Concerning Morality
5.21.04 Open Your Eyes
Just think with me for a moment. What is life? What is this frail, complicated world we live in? Is it indeed a concoction of random events occuring one after another?
If so, you have no basis for morality.
What about friendships... are they just futile attempts to make ourselves feel better and be able to survive longer? Are friends just a collection of symbiotic benificiaries?
If so, you might as well take as much advantage of your friends as you can.
What about God? Is he just a benign, laid back god who allows things to go on outside of his will?
If so, the world would collapse into debauchery and uttermost evil.
What about love? Is is just an emotion, a balance of chemicals in the head that make us feel attracted to a certain individual?
If so, there would be no basis for morality, marriage, even friendship.
What about family? Has its purpose in America become obsolete?
If so, we have no basis for morality.
Open your eyes. What drives us to be better people? What makes the seemingly harmless things we do bad? Morality. From where does this inner sense of right and wrong derive itself? Humans? If that were the case, my morality could tell me that genocide was good. Hitler would be justified in his actions. Morality, otherwise known as the Universal Moral Law, derives itself from an eternal God, one being, one entity. Otherwise there would be discord in the Universal Moral Law, as multiple entities with infinite power would clash in will.
Thus, our morality proves the existence of God.
You might say that morality indeed doesn't exist, that it is a fabricated notion composed by humans in order to make themselves better. But I challenge: with what would humans compare in order to think of something as good or better? In other words, without morality, humans would have no clear intellect at all I daresay.
But you say I have walked into a trap. Our ultimate goal as animals is to survive. And survival would indeed be better than nonsurvival. Thus, limiting your own survival or someone else's survival would be bad.
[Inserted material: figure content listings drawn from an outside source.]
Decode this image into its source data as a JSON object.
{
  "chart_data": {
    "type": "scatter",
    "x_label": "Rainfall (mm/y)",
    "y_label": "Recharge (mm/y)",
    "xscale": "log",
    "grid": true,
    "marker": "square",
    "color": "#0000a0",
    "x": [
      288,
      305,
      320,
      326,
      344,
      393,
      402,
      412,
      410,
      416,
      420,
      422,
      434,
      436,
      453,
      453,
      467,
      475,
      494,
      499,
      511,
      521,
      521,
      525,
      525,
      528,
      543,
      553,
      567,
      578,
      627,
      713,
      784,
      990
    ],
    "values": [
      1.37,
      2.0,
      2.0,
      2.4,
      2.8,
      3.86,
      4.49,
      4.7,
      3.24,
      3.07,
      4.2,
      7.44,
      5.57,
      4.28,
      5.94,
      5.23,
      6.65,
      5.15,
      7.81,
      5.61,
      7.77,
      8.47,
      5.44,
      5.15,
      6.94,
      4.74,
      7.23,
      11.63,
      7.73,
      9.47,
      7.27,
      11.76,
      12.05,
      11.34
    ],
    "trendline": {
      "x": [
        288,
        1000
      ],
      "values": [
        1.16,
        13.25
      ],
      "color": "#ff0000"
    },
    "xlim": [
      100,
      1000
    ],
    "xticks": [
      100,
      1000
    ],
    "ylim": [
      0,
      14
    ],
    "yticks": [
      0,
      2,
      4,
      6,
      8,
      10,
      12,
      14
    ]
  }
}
But I ask: Hitler's actions definitely limited the survival of millions of people, in the name of self-preservation and the futherance of the Arryan race. Thus, for his own survival, which was good.
If morality was based on survival, there would be no harmony in it.
And indeed we see a harmony in the Universal Moral Law looking at the different nations. The beliefs include honoring father and mother, helping the needy, fighting for your people (as opposed to being a traitor), and the list goes on and on.
But you point out that many people and nations do not live up to this standard, they in fact live in spite of it.
Listing the practices such as genocide, cannibalism, forcing religion on others as bad blatantly speaks that you believe in the Universal Moral Law.
But I am not the most eloquent in this area, and I recommend Mere Christianity by C. S. Lewis.
Tell me your thoughts. Tell me if I have spoken any untruths. Please do not hesitate.